The International Criteria for Behçet's Disease (ICBD) is a widely used classification system for diagnosing Behçet's disease 4. The ICBD criteria include:

• Recurrent oral ulcers
• Plus any of the following:
  • Recurrent genital ulcers
  • Eye involvement (uveitis, retinal vasculitis)
  • Skin involvement (pseudofolliculitis, erythema nodosum)
  • Vascular involvement (venous or arterial thrombosis, aneurysm)

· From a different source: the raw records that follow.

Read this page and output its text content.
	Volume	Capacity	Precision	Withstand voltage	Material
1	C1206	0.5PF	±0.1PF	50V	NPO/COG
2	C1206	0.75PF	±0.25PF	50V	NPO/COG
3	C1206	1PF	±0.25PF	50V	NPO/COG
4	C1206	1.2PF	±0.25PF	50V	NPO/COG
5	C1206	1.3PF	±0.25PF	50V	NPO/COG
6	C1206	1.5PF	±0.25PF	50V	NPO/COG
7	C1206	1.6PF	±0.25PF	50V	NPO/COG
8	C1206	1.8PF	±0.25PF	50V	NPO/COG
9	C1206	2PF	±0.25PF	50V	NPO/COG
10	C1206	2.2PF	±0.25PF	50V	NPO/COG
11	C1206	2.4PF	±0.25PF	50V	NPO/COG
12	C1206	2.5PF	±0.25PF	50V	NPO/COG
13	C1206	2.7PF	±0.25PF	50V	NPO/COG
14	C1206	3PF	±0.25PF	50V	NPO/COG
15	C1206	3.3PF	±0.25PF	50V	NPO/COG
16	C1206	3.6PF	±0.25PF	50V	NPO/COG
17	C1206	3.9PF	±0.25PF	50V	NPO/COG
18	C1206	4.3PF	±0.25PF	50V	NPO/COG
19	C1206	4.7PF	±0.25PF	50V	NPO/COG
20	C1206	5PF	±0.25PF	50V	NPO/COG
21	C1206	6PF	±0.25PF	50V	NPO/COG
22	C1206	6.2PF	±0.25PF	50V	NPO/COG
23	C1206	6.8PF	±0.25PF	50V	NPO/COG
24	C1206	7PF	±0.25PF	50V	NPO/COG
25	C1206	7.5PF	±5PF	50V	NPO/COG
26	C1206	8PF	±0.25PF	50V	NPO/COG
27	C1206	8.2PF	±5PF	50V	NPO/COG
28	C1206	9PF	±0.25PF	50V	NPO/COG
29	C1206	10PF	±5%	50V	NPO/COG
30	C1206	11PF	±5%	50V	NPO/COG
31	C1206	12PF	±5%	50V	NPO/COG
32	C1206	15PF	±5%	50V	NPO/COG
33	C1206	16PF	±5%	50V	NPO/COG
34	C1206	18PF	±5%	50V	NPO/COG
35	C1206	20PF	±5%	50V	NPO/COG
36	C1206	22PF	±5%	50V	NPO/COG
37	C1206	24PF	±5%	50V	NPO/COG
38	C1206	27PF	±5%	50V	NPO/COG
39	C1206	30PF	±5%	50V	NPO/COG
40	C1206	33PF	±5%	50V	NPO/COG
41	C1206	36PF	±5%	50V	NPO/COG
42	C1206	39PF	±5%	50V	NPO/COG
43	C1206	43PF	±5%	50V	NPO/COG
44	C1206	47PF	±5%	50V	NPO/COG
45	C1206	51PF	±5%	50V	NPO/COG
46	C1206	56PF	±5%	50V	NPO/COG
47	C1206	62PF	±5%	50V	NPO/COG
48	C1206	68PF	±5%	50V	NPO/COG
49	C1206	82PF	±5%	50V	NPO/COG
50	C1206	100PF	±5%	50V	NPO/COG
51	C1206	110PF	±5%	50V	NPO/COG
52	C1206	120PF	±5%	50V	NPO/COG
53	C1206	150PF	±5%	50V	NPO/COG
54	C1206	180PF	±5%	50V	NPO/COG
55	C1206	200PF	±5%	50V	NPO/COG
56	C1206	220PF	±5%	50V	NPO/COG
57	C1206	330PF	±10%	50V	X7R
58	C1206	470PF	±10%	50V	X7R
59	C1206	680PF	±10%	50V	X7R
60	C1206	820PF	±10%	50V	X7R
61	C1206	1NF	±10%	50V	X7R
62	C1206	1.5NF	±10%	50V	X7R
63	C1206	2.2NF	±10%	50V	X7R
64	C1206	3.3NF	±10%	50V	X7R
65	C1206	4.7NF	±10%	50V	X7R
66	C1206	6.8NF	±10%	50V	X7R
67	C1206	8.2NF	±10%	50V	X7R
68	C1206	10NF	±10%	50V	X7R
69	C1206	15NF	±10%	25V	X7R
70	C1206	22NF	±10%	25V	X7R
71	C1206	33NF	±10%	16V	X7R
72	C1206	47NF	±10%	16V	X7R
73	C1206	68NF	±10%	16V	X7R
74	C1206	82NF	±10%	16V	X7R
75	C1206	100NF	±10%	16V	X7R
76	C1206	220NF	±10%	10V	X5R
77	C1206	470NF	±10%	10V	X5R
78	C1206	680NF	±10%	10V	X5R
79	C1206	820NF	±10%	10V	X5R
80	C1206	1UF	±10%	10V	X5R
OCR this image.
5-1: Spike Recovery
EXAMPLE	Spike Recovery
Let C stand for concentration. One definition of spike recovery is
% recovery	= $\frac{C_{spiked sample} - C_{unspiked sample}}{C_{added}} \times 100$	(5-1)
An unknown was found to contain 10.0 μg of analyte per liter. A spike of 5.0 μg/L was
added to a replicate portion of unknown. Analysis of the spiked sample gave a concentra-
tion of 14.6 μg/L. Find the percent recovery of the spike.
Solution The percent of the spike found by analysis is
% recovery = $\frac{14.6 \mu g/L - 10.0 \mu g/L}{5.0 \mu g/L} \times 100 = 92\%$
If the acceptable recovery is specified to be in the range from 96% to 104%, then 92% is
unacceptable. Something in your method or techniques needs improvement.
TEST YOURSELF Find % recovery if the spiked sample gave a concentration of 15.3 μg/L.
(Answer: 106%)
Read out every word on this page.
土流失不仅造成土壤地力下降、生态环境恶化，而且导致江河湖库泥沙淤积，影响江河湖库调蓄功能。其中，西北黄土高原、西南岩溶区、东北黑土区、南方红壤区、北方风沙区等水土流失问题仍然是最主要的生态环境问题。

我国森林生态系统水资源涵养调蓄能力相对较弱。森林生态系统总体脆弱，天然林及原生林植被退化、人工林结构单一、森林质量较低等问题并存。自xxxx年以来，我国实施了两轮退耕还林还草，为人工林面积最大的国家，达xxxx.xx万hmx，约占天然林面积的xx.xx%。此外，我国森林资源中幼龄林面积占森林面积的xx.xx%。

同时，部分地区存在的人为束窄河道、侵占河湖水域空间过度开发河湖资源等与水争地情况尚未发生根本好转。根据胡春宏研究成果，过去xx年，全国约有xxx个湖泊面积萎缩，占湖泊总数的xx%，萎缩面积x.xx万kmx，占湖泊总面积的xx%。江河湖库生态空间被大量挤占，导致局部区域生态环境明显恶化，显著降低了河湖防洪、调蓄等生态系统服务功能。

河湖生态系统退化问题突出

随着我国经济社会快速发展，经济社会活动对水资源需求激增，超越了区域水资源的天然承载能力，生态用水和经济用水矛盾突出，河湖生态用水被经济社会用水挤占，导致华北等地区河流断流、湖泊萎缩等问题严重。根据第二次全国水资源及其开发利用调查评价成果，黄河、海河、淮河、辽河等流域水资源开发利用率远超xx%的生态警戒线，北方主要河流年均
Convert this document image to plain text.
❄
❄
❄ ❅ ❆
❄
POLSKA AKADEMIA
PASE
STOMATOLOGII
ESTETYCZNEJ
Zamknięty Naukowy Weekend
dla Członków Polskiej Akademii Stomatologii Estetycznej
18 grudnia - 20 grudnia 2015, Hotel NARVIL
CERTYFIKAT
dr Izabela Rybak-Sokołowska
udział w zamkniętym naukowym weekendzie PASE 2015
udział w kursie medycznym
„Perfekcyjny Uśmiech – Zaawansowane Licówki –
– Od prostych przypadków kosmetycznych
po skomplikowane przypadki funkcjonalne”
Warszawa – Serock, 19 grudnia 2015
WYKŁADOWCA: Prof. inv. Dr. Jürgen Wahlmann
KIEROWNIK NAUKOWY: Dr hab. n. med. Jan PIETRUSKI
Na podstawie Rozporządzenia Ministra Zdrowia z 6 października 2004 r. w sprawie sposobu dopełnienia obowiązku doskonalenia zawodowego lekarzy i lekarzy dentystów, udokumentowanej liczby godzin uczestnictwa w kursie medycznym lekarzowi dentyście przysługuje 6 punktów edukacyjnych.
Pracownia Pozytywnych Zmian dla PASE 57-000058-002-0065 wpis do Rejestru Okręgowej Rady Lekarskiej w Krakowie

  • Gastrointestinal involvement (diarrhea, hemorrhage, perforation, pain)
  • Neurological involvement (meningo-encephalitis, other neurological manifestations)
  • Articular involvement (arthralgia, arthritis, ankylosing spondylitis)

Note: The diagnosis of Behçet's disease is clinical, and the ICBD criteria may help guide the diagnosis, but they are not definitive 4.